An alliance of 200 institutions - which control more than $20trn (£13trn) of assets worldwide and include Scottish Widows, the BBC Pension Trust, the US pension giant CalPERS and APG of Holland - have pledged to take action to reduce the amount of methane which oil and gas companies emit when fracking for hydrocarbons.
Fracking - or hydraulic fracturing - is a controversial practice that involves blasting a mixture of sand, chemicals and water into shale rocks to release the hydrocarbons they contain.
The process releases into the atmosphere large quantities of methane, a greenhouse gas about 20 times more potent than carbon dioxide and therefore a key contributor to global warming.
The alliance of institutions, which also includes the pension fund for Britain's railway workers and Aviva Management, will begin by discussing companies' approach to controlling methane emissions from fracking, discussing regulatory measures with policymakers and working to "develop a framework to enable monitoring of companies' progress on methane control".

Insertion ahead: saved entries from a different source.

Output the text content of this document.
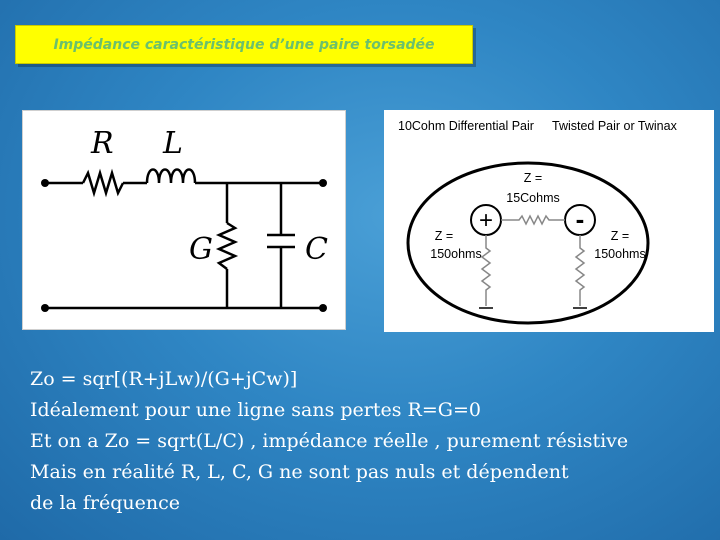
Impédance caractéristique d’une paire torsadée
R L
G	C
10Cohm Differential Pair Twisted Pair or Twinax
+	-
Z =
15Cohms
Z =
150ohms
Z =
150ohms
Zo = sqr[(R+jLw)/(G+jCw)]
Idéalement pour une ligne sans pertes R=G=0
Et on a Zo = sqrt(L/C) , impédance réelle , purement résistive
Mais en réalité R, L, C, G ne sont pas nuls et dépendent
de la fréquence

Although no specific punishments are planned for non-compliance, a spokesman for the alliance said failure to comply with the institutional shareholder requests "will inform investors' judgement about quality of management with possible consequences for investment decisions".
Craig Mackenzie, the head of sustainability at Scottish Widows Investment Partnership, said that what really sets this campaign apart from others is its focus on a single issue, in this case the methane emitted from fracking.
"Drilling into a particular issue is much more effective. It's becoming apparent that if you have a high level of generality it's hard to know if anything is getting done," Mr Mackenzie said.